Running tablet rebalancing tool

The kudu CLI contains a rebalancing tool that can be used to rebalance tablet replicas among tablet servers. For each table, the tool attempts to balance the number of replicas per tablet server. It will also, without unbalancing any table, attempt to even out the number of replicas per tablet server across the cluster as a whole.

The rebalancing tool should be run as the Kudu admin user, specifying all master addresses:

sudo -u kudu kudu cluster rebalance master-01.example.com,master-02.example.com,master-03.example.com

When run, the rebalancer will report on the initial tablet replica distribution in the cluster, log the replicas it moves, and print a final summary of the distribution when it terminates:

Per-server replica distribution summary:
       Statistic       |   Value
-----------------------+-----------
 Minimum Replica Count | 0
 Maximum Replica Count | 24
 Average Replica Count | 14.400000

Per-table replica distribution summary:
 Replica Skew |  Value
--------------+----------
 Minimum      | 8
 Maximum      | 8
 Average      | 8.000000

I0613 14:18:49.905897 3002065792 rebalancer.cc:779] tablet e7ee9ade95b342a7a94649b7862b345d: 206a51de1486402bbb214b5ce97a633c -> 3b4d9266ac8c45ff9a5d4d7c3e1cb326 move scheduled
I0613 14:18:49.917578 3002065792 rebalancer.cc:779] tablet 5f03944529f44626a0d6ec8b1edc566e: 6e64c4165b864cbab0e67ccd82091d60 -> ba8c22ab030346b4baa289d6d11d0809 move scheduled
I0613 14:18:49.928683 3002065792 rebalancer.cc:779] tablet 9373fee3bfe74cec9054737371a3b15d: fab382adf72c480984c6cc868fdd5f0e -> 3b4d9266ac8c45ff9a5d4d7c3e1cb326 move scheduled

... (full output elided)

I0613 14:19:01.162802 3002065792 rebalancer.cc:842] tablet f4c046f18b174cc2974c65ac0bf52767: 206a51de1486402bbb214b5ce97a633c -> 3b4d9266ac8c45ff9a5d4d7c3e1cb326 move completed: OK

rebalancing is complete: cluster is balanced (moved 28 replicas)
Per-server replica distribution summary:
       Statistic       |   Value
-----------------------+-----------
 Minimum Replica Count | 14
 Maximum Replica Count | 15
 Average Replica Count | 14.400000

Per-table replica distribution summary:
 Replica Skew |  Value
--------------+----------
 Minimum      | 1
 Maximum      | 1
 Average      | 1.000000

If more details are needed in addition to the replica distribution summary, use the --output_replica_distribution_details flag. If added, the flag makes the tool print per-table and per-tablet server replica distribution statistics as well.

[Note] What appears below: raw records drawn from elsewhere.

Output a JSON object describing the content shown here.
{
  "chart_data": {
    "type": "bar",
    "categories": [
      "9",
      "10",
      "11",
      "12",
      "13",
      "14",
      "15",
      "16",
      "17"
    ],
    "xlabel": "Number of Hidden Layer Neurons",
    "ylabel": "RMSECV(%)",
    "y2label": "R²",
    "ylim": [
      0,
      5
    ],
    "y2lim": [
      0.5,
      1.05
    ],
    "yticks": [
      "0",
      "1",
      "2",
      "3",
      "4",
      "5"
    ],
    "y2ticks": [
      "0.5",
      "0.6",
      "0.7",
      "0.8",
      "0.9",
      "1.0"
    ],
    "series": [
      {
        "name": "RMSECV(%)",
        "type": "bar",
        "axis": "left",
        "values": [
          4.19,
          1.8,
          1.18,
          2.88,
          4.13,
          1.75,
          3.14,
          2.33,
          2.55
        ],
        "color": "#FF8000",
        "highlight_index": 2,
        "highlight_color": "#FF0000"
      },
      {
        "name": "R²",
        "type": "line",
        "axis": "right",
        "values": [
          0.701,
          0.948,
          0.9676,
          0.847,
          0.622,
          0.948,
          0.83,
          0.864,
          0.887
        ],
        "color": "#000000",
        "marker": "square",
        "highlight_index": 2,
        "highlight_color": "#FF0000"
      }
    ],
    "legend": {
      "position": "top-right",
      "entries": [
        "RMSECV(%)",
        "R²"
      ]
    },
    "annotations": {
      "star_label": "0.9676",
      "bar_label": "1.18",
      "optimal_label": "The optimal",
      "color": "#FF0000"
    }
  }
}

Use the --report_only flag to get a report on table-wide and cluster-wide replica distribution statistics without starting any rebalancing activity.

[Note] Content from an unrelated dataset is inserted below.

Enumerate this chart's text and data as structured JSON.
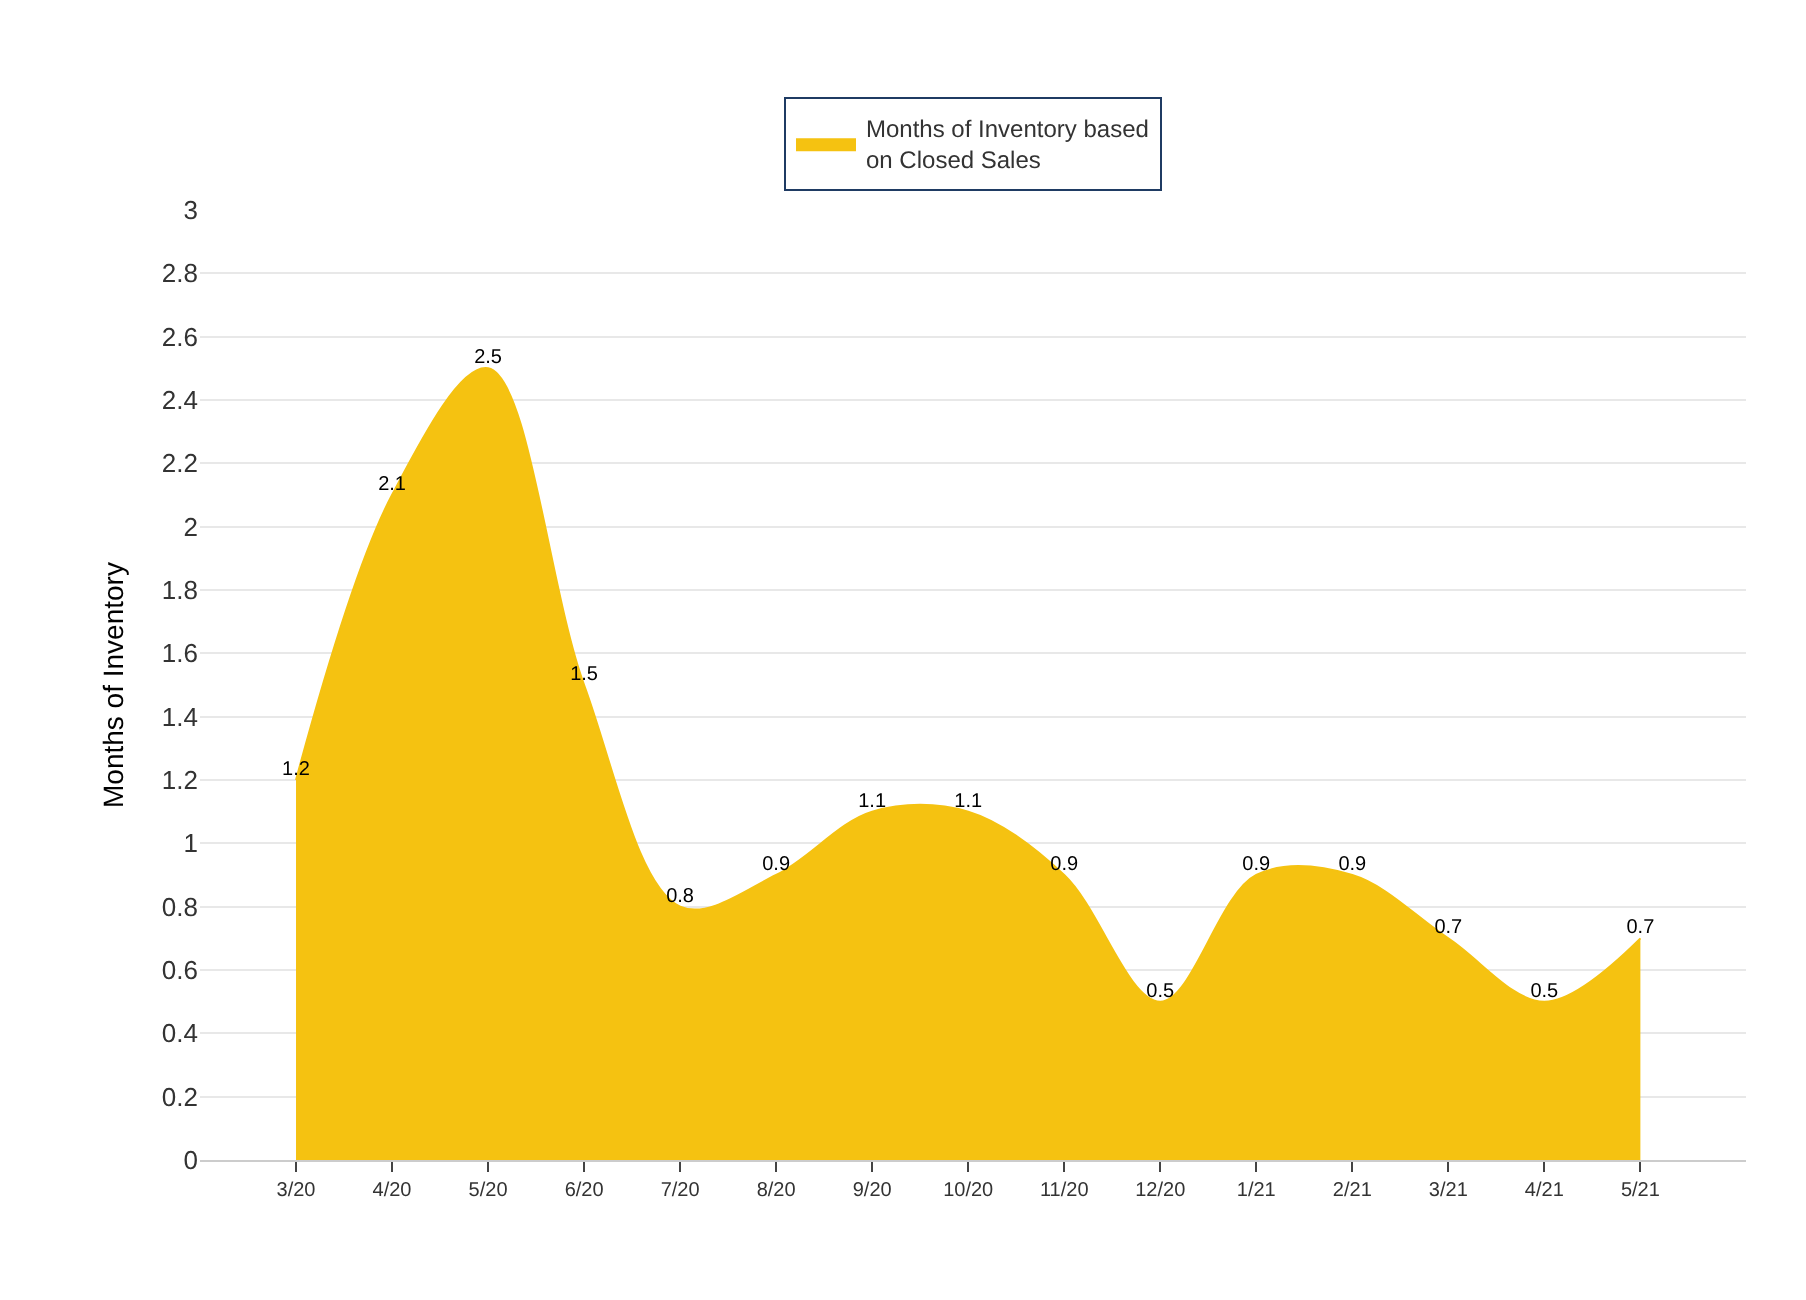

The rebalancer can also be restricted to run on a subset of the tables by supplying the --tables flag. Note that, when running on a subset of tables, the tool will not attempt to balance the cluster as a whole.

The length of time rebalancing is run for can be controlled with the flag --max_run_time_sec. By default, the rebalancer will run until the cluster is balanced. To control the amount of resources devoted to rebalancing, modify the flag --max_moves_per_server. See kudu cluster rebalance --help for more.

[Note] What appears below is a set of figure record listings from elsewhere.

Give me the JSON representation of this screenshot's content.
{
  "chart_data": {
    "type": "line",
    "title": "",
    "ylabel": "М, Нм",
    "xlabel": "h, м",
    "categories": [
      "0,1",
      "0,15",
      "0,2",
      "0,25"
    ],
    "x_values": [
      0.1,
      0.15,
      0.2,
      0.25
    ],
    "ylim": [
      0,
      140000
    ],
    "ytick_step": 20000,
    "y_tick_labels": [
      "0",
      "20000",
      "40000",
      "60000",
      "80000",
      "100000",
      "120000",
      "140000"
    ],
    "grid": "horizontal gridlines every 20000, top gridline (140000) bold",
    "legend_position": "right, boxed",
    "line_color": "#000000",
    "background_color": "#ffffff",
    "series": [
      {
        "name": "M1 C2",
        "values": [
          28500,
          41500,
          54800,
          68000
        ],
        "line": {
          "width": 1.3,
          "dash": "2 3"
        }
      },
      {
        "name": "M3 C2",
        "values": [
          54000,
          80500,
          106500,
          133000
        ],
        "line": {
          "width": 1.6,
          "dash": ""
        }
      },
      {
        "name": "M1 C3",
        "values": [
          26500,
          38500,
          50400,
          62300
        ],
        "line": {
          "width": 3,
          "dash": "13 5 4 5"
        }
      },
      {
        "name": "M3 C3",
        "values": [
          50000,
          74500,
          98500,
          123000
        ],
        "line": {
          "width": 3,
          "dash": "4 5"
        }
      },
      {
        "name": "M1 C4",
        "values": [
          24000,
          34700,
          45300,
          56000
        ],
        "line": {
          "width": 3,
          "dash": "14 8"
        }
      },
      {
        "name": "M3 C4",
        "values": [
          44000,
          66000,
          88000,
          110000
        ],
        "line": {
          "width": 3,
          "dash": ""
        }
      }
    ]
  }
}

It's safe to stop the rebalancer tool at any time. When restarted, the rebalancer will continue rebalancing the cluster.

The rebalancer tool requires all registered tablet servers to be up and running to proceed with the rebalancing process in order to avoid possible conflicts and races with the automatic re-replication and to keep replica placement optimal for current configuration of the cluster. If a tablet server becomes unavailable during the rebalancing session, the rebalancer will exit. As noted above, it's safe to restart the rebalancer after resolving the issue with unavailable tablet servers.

The rebalancing tool can rebalance Kudu clusters running older versions as well, with some restrictions. Consult the following table for more information. In the table, "RF" stands for "replication factor".

Version Range Rebalances RF = 1 Tables? Rebalances RF > 1 Tables?
v < 1.4.0 No No
1.4.0 <= v < 1.7.1 No Yes
v >= 1.7.1 Yes Yes

If the rebalancer is running against a cluster where rebalancing replication factor one tables is not supported, it will rebalance all the other tables and the cluster as if those singly-replicated tables did not exist.